Eine Rose für Bach  

Beginn der Saison 2017 der Geöffneten Kaufmannskirche am Anger

Dienstag, 21. März, 11 Uhr

Gerade hat der Winter erst richtig angefangen, da schauen wir schon in den Frühling und das heißt hier: auf den Beginn der Saison der „Verlässlich geöffneten Kaufmannskirche am Anger”.

Zum 332. Geburtstag Johann Sebastian Bachs, dessen Eltern einst vor unserem Friedemann-Altar getraut wurden, werden wir die Türen der Kaufmannskirche wieder allen öffnen, die diese Oase im Alltagstrubel der Stadt aufsuchen möchten.

Der Gottesdienst „Eine Rose für Bach” am 21. März ist jedoch nicht nur Saison-Eröffnung, sondern zugleich ein Dank an die Ehrenamtlichen, die durch ihre Tätigkeit diese Offenheit der Kirche für die Stadt und ihre Gäste ermöglichen.

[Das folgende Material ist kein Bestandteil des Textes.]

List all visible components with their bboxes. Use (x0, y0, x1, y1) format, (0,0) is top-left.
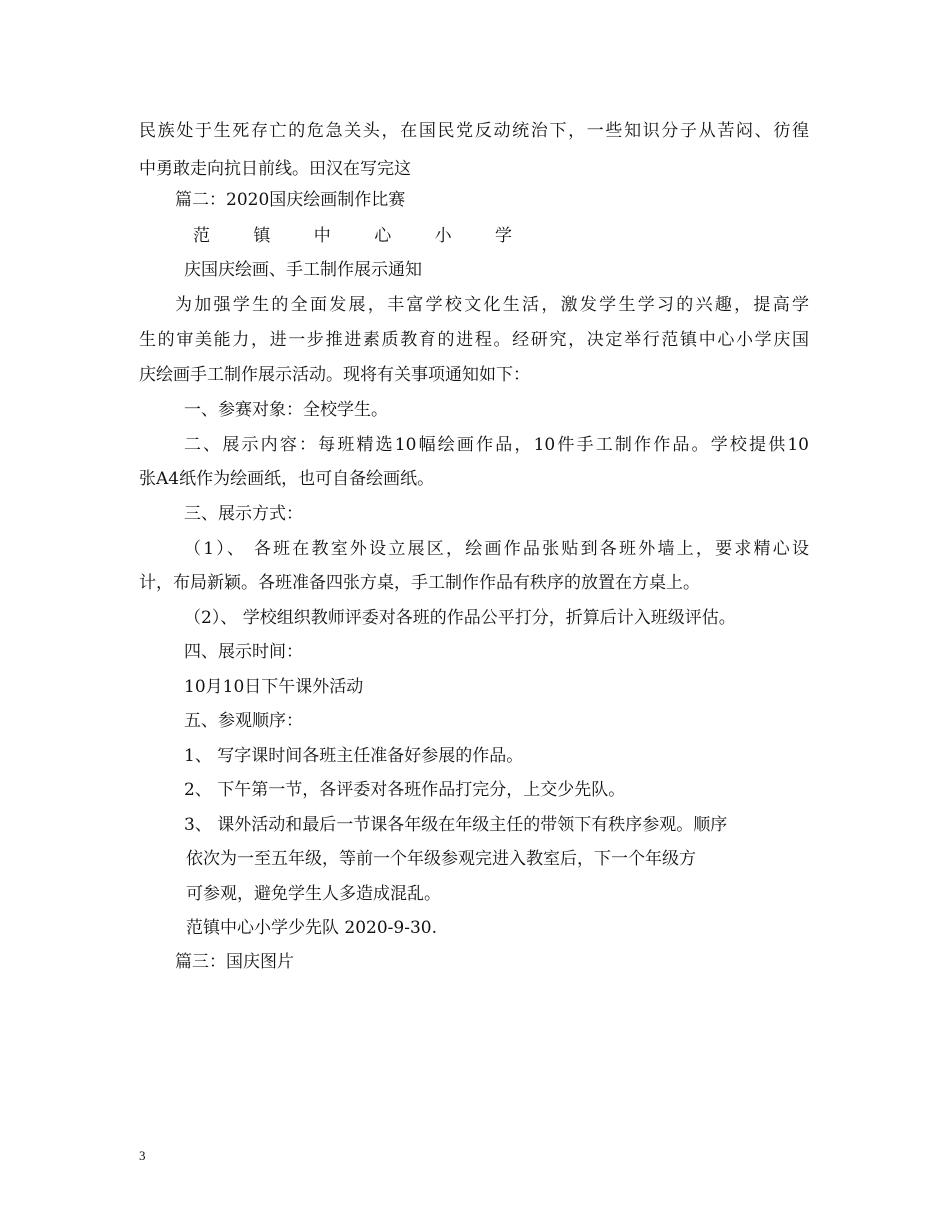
paragraph-line: 计，布局新颖。各班准备四张方桌，手工制作作品有秩序的放置在方桌上。 (139, 573, 700, 593)
list-item: 可参观，避免学生人多造成混乱。 (186, 884, 441, 904)
list-item: 1、 写字课时间各班主任准备好参展的作品。 (184, 746, 524, 766)
section-heading: 篇二：2020国庆绘画制作比赛 (175, 190, 406, 210)
list-item: 10月10日下午课外活动 (184, 677, 364, 697)
paragraph-line: 张A4纸作为绘画纸，也可自备绘画纸。 (139, 469, 435, 489)
page-number: 3 (139, 1148, 146, 1163)
paragraph-line: 生的审美能力，进一步推进素质教育的进程。经研究，决定举行范镇中心小学庆国 (139, 330, 809, 350)
list-item: 3、 课外活动和最后一节课各年级在年级主任的带领下有秩序参观。顺序 (184, 815, 728, 835)
paragraph-line: 庆绘画手工制作展示活动。现将有关事项通知如下： (139, 365, 530, 385)
list-item: 五、参观顺序： (184, 711, 303, 731)
list-item: 2、 下午第一节，各评委对各班作品打完分，上交少先队。 (184, 780, 626, 800)
list-item: 二、展示内容：每班精选10幅绘画作品，10件手工制作作品。学校提供10 (184, 435, 809, 455)
school-name: 范 镇 中 心 小 学 (193, 226, 532, 246)
paragraph-line: 民族处于生死存亡的危急关头，在国民党反动统治下，一些知识分子从苦闷、彷徨 (139, 121, 809, 141)
notice-title: 庆国庆绘画、手工制作展示通知 (184, 260, 422, 280)
paragraph-line: 中勇敢走向抗日前线。田汉在写完这 (139, 159, 411, 179)
list-item: （1）、 各班在教室外设立展区，绘画作品张贴到各班外墙上，要求精心设 (184, 539, 809, 559)
list-item: 依次为一至五年级，等前一个年级参观完进入教室后，下一个年级方 (186, 849, 696, 869)
list-item: （2）、 学校组织教师评委对各班的作品公平打分，折算后计入班级评估。 (184, 608, 736, 628)
section-heading: 篇三：国庆图片 (175, 952, 294, 972)
list-item: 三、展示方式： (184, 504, 303, 524)
list-item: 四、展示时间： (184, 642, 303, 662)
signature-line: 范镇中心小学少先队 2020-9-30. (186, 918, 438, 938)
paragraph-line: 为加强学生的全面发展，丰富学校文化生活，激发学生学习的兴趣，提高学 (175, 295, 809, 315)
list-item: 一、参赛对象：全校学生。 (184, 400, 388, 420)
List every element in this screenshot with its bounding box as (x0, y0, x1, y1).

Seit einiger Zeit setzt sich unsere Bischöfin Ilse Junkermann für die zuverlässige Öffnung möglichst vieler Kirchen in unserer Landeskirche ein. Da wir das durch dankenswert großes Engagement einer kleinen Gruppe von Ehrenamtlichen bereits seit vielen Jahren praktizieren, haben wir Bischöfin Junkermann eingeladen, im Jahr des Reformationsgedenkens den Gottesdienst zum Saison-Beginn der Geöffneten Kirche mit uns gemeinsam zu feiern. Sie hat zugesagt, und wir freuen uns auf diesen Gottesdienst mit ihr.

Alle Teilnehmenden werden gebeten, nach Möglichkeit eine Rose mitzubringen.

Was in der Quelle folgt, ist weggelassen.